Thirty-four years ago the meetings moved to the Tenterfield Golf Club (to avoid the need for someone to play host), where they continue today.
Along with Mrs Matheson among the original group were Gladys Hill, Irene Macnish, Norrie Brown, Elizabeth Cooke, Stuart Grigg, Margaret Wilson, Doris Blair, Betty Forster, Carmel Hartmann, Jean Morris and Tom and June Palmer, to name but a few.
“There were a lot of very good players,” Mrs Barry said.
“In the older days it was very social. I’ve met so many nice people over the years, and attended congresses all over the place.
“It’s a beautiful, social game.”
Mrs Barry feels the club is losing its ray of sunshine with the retirement of Mrs Inglis.

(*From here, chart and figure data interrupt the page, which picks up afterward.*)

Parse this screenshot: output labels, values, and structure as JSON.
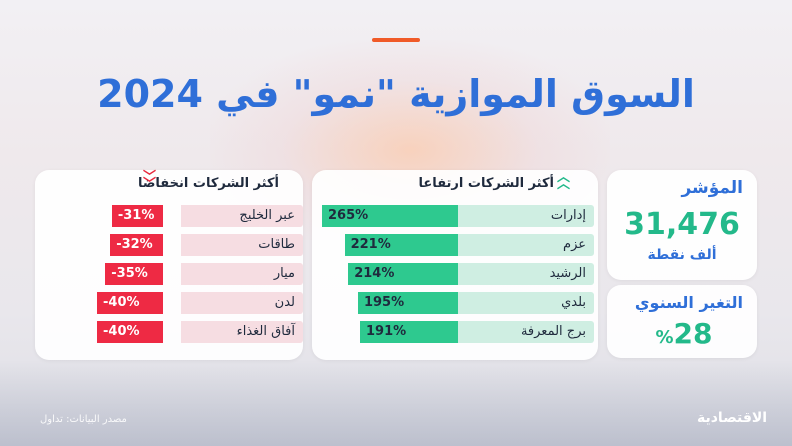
{
  "title": "السوق الموازية \"نمو\" في 2024",
  "index_card": {
    "label": "المؤشر",
    "value": "31,476",
    "unit": "ألف نقطة"
  },
  "yearly_card": {
    "label": "التغير السنوي",
    "value": "28",
    "percent_sign": "%"
  },
  "gainers": {
    "title": "أكثر الشركات ارتفاعا",
    "icon": "double-chevron-up-icon",
    "color": "#2ec98f",
    "items": [
      {
        "name": "إدارات",
        "value": "265%",
        "pct": 265
      },
      {
        "name": "عزم",
        "value": "221%",
        "pct": 221
      },
      {
        "name": "الرشيد",
        "value": "214%",
        "pct": 214
      },
      {
        "name": "بلدي",
        "value": "195%",
        "pct": 195
      },
      {
        "name": "برج المعرفة",
        "value": "191%",
        "pct": 191
      }
    ]
  },
  "losers": {
    "title": "أكثر الشركات انخفاضا",
    "icon": "double-chevron-down-icon",
    "color": "#ee2a44",
    "items": [
      {
        "name": "عبر الخليج",
        "value": "-31%",
        "pct": -31
      },
      {
        "name": "طاقات",
        "value": "-32%",
        "pct": -32
      },
      {
        "name": "ميار",
        "value": "-35%",
        "pct": -35
      },
      {
        "name": "لدن",
        "value": "-40%",
        "pct": -40
      },
      {
        "name": "آفاق الغذاء",
        "value": "-40%",
        "pct": -40
      }
    ]
  },
  "footer": {
    "brand": "الاقتصادية",
    "source": "مصدر البيانات: تداول"
  }
}
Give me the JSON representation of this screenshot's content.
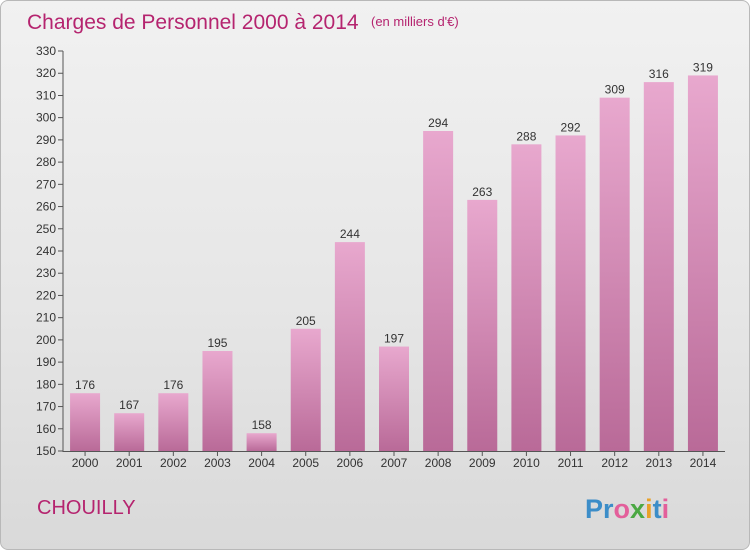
{
  "title": "Charges de Personnel 2000 à 2014",
  "unit_note": "(en milliers d'€)",
  "commune": "CHOUILLY",
  "logo_text": "Proxiti",
  "logo_colors": [
    "#3c8dc8",
    "#3c8dc8",
    "#e35f9b",
    "#4ba843",
    "#e9a128",
    "#3c8dc8",
    "#e35f9b"
  ],
  "colors": {
    "bar_top": "#e8a8ce",
    "bar_bottom": "#b96a98",
    "text": "#b5246f"
  },
  "chart_data": {
    "type": "bar",
    "title": "Charges de Personnel 2000 à 2014",
    "subtitle": "(en milliers d'€)",
    "xlabel": "",
    "ylabel": "",
    "categories": [
      "2000",
      "2001",
      "2002",
      "2003",
      "2004",
      "2005",
      "2006",
      "2007",
      "2008",
      "2009",
      "2010",
      "2011",
      "2012",
      "2013",
      "2014"
    ],
    "values": [
      176,
      167,
      176,
      195,
      158,
      205,
      244,
      197,
      294,
      263,
      288,
      292,
      309,
      316,
      319
    ],
    "ylim": [
      150,
      330
    ],
    "yticks": [
      150,
      160,
      170,
      180,
      190,
      200,
      210,
      220,
      230,
      240,
      250,
      260,
      270,
      280,
      290,
      300,
      310,
      320,
      330
    ],
    "grid": false
  }
}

“She brought such delightful fun into the club. She brought the joy of spring.”
After being there almost from the very beginning, 91-year-old Mrs Inglis is retiring as her degenerating eyesight lets her down.
“But we came second yesterday so I haven’t lost it quite yet,” she said.
Mrs Inglis was working in the family accountancy business Alex Inglis and Co. when members of the newly-established group sometimes gathered at the Royal Hotel. They tried to tempt her across the road (the business was in the building Armajun Aboriginal Health Service now occupies) to make up the numbers.
Mrs Inglis said she learned to play bridge from her parents, who played the game a lot.
“The group started up and they asked if I could play,” she said.
“They used to meet at the Royal in the funny little lounge room.”
Mrs Inglis was club president at one stage, and was the original honorary auditor given her accountancy ties.
She remembers the support and guidance provided by bridge clubs in Glen Innes and Stanthorpe to get the Tenterfield club established, and the days when experts were brought in to conduct coaching clinics. These included Ron Klingner, the prolific author of books on contract bridge.
The club is holding its AGM on July 23.